12 août 2009 3 12 /08 /août /2009 13:49

La presse occidentale s’intéresse peu à ce procès pourtant essentiel dans les relations diplomatiques avec les puissances asiatiques. Je n’ai d’ailleurs pour le moment aperçu aucune analyse scientifique non plus dans les revues spécialisées (à l’exception de cette revue d’étude politique, Conflits actuels qui se limite hélas à une perspective strictement nationale). Ce procès constitue pourtant une étape importante sur le regard que portent nos sociétés sur les crimes de masse du XXème siècle. Pourquoi un procès s’organise-t-il trente ans après la chute du Parti communiste du Cambodge ? Et surtout, pourquoi s’agit-il d’un procès international ?

 

L’histoire d’un massacre

Tout d’abord, il faut préciser que le Cambodge est un ancien protectorat français depuis 1863. Après la Seconde Guerre mondiale, l’élite des pays colonisés commence à revendiquer l’autonomie, puis l’indépendance pour leurs pays. En Asie, les Japonais contribuent depuis longtemps à ce mouvement en développant une propagande anticoloniale autour du mot d’ordre : « L’Asie aux Asiatiques ». Ils sont également soutenus par les deux grandes puissances mondiales (Etats-Unis et URSS) mais aussi par la jeune ONU dont la charte de fondation proclame « le droit des peuples à disposer d’eux-mêmes ». Devant les pressions régionales (le Royaume-Uni accorde l’indépendance de l’Inde dès 1947 et le Vietnam est traversé par de multiples soubresauts depuis la déclaration d’indépendance d’Hô Chi Minh en 1945), la France accorde l’indépendance au Cambodge le 9 novembre 1953. Le pays devient alors un terrain d’affrontement au sein de la Guerre Froide. Lorsque les Etats-Unis se désengagent de la région en 1973, les Khmers rouges de Pol Pot, soutenus par la Chine communiste, installent un régime autoritaire maoïste.

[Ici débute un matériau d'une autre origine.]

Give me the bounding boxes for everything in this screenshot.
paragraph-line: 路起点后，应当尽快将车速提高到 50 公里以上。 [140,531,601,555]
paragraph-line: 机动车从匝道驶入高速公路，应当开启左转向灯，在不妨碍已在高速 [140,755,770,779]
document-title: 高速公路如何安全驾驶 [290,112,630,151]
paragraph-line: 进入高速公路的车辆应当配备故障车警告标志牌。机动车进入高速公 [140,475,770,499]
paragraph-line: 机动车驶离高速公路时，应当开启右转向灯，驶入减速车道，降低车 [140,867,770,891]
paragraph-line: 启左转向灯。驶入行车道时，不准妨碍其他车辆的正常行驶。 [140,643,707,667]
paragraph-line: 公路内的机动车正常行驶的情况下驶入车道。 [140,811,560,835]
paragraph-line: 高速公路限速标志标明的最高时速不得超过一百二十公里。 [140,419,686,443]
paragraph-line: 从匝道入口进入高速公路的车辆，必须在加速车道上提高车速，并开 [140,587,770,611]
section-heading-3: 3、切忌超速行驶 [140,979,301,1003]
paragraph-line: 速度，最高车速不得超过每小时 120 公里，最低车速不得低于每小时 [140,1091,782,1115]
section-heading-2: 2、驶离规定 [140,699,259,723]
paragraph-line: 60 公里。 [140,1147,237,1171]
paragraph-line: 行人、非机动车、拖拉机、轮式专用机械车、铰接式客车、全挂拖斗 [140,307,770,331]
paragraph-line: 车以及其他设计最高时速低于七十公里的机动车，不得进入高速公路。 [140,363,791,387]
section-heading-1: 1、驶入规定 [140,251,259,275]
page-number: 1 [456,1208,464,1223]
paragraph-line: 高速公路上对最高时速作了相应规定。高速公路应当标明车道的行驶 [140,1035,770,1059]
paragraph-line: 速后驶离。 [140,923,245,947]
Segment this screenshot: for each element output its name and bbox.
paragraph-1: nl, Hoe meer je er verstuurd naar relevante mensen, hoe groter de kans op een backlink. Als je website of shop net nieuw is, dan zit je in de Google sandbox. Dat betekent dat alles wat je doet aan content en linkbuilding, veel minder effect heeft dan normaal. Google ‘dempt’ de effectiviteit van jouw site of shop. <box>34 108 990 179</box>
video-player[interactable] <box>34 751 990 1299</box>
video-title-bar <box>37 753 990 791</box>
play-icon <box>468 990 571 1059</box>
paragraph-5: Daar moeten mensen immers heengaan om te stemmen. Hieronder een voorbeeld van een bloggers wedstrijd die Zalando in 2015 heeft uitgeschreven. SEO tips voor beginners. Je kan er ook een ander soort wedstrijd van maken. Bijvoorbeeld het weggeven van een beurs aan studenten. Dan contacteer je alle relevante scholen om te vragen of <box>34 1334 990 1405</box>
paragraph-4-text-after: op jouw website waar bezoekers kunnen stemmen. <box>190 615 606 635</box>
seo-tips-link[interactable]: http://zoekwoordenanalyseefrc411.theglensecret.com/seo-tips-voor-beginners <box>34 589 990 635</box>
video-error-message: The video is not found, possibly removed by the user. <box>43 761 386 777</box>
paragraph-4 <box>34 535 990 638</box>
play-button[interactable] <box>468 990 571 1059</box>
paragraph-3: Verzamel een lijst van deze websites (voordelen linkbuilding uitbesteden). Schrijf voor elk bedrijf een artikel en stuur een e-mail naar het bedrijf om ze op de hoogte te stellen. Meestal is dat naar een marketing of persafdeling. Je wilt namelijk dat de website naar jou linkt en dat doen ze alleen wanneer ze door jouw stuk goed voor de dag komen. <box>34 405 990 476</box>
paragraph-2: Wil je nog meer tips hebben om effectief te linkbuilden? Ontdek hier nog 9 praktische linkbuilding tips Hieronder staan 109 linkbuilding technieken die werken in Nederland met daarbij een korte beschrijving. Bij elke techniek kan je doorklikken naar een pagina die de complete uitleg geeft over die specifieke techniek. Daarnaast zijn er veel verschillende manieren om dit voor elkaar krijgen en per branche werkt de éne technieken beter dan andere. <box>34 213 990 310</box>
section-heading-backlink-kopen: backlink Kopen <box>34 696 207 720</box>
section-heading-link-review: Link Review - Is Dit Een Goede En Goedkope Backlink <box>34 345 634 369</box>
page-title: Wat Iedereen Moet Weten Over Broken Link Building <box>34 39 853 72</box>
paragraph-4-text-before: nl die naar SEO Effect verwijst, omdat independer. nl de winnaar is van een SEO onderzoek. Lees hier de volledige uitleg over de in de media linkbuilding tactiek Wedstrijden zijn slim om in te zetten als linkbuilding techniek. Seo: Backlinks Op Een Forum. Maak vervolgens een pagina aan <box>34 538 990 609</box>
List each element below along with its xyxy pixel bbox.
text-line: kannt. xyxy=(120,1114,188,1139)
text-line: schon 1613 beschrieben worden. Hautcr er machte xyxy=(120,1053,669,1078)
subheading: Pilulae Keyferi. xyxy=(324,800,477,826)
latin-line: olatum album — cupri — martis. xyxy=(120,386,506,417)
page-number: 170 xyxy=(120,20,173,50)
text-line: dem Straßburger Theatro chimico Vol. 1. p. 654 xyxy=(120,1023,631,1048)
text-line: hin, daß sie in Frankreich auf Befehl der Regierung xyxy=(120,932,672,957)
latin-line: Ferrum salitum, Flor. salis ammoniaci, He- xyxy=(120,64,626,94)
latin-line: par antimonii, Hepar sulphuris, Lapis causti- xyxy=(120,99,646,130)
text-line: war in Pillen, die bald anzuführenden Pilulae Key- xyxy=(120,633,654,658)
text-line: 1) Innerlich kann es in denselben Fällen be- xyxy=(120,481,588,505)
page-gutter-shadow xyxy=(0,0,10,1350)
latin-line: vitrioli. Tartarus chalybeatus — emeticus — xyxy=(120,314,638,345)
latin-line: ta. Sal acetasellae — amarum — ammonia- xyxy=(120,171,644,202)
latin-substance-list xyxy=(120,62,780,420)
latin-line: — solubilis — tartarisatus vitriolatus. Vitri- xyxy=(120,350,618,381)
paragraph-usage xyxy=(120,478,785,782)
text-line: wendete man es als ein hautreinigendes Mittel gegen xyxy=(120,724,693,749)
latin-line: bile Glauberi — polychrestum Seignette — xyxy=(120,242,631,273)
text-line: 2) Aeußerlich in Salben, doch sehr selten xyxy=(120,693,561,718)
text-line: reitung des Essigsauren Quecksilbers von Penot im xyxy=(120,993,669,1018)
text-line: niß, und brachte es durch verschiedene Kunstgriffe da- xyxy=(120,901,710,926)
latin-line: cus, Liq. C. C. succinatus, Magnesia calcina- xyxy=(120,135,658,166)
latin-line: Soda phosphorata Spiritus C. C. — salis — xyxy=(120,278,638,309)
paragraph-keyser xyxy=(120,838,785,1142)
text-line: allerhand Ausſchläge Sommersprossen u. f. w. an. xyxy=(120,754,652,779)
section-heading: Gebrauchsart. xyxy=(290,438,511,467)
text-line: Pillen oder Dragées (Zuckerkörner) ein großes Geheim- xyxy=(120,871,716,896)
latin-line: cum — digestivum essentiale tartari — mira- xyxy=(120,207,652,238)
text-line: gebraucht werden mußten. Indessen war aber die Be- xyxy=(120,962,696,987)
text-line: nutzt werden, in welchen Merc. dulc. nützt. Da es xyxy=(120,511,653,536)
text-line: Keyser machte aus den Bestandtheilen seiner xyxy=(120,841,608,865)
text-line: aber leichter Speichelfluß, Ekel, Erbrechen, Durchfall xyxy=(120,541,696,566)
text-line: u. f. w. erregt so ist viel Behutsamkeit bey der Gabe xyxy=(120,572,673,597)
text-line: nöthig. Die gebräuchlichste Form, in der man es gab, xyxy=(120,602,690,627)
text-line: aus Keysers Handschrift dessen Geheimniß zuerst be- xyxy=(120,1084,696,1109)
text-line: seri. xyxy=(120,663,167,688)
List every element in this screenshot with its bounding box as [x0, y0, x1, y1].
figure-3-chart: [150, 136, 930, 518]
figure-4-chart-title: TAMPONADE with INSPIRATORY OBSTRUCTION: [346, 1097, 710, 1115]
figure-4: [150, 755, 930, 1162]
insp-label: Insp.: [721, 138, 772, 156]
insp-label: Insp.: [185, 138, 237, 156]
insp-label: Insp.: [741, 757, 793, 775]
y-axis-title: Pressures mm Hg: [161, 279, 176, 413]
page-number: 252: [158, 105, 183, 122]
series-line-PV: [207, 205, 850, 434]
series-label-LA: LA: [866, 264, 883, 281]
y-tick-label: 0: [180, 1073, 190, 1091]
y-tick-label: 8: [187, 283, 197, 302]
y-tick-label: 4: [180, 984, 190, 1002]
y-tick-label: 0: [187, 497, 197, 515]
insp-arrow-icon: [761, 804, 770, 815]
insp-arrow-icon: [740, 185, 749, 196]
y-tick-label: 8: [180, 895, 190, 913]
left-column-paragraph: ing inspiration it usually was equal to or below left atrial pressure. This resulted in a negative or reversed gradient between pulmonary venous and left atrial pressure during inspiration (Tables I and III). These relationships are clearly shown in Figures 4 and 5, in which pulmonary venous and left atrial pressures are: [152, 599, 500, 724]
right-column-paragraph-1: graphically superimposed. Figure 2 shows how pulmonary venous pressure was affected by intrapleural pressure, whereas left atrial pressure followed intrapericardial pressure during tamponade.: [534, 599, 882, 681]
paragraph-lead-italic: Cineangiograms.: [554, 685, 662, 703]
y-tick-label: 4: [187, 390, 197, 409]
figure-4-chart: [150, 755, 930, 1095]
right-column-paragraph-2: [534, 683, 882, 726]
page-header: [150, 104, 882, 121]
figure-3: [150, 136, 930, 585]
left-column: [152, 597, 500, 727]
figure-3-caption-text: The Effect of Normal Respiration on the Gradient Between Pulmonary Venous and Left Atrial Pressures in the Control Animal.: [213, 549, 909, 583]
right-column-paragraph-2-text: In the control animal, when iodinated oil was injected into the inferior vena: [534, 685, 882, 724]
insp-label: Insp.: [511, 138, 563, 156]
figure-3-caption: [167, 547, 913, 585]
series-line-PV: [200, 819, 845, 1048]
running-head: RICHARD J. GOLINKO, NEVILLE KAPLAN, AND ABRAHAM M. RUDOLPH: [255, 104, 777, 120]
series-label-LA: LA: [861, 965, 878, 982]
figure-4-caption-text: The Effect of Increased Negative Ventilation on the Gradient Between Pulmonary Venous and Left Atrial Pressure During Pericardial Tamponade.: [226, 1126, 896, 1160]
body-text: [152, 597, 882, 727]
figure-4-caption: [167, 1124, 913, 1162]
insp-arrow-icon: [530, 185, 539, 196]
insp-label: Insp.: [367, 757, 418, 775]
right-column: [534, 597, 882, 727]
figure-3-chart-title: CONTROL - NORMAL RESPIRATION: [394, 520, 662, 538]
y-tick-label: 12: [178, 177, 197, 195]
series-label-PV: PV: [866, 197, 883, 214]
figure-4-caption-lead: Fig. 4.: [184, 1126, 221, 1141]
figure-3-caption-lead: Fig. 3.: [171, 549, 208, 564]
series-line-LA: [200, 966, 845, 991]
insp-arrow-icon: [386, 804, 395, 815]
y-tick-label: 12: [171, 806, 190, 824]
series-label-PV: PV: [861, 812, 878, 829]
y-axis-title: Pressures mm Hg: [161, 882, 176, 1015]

Commence alors une période trouble pour ce petit Etat soumis aux ordres aussi incompréhensibles que meurtriers de son dictateur. De peur d’être renversé du pouvoir, Pol Pot tente de supprimer tout opposant politique qu’il identifie largement parmi les intellectuels et les populations urbaines. On estime aujourd’hui que quelques 1,7 millions d’habitants (soit environ 20% de la population) ont été victimes de ces exactions. 

Officiellement, le régime des Khmers rouge chute dès 1979 lorsque le Vietnam envahit le Cambodge. La situation réelle est cependant plus confuse puisque l’entreprise vietnamienne n’avait guère d’ambitions philanthropiques. Il s’agit en fait plutôt d’une forme d’annexion dissimulée. Le nouveau gouvernement défend les intérêts du prétendu libérateur tandis que divers mouvements d’opposition (dont les Khmers rouges) tentent de retrouver une autonomie perdue. Ce n’est qu’en 1989, après l’intervention de l’ONU et l’évacuation des forces du Vietnam, que le pays retrouve une situation politique plus stable. Les structures politiques et militaires des Khmers rouges perdurent cependant plus ou moins légalement jusqu’en 1998. Un tel contexte n’a donc pas permis à la population cambodgienne d’effectuer un véritable travail de mémoire nationale.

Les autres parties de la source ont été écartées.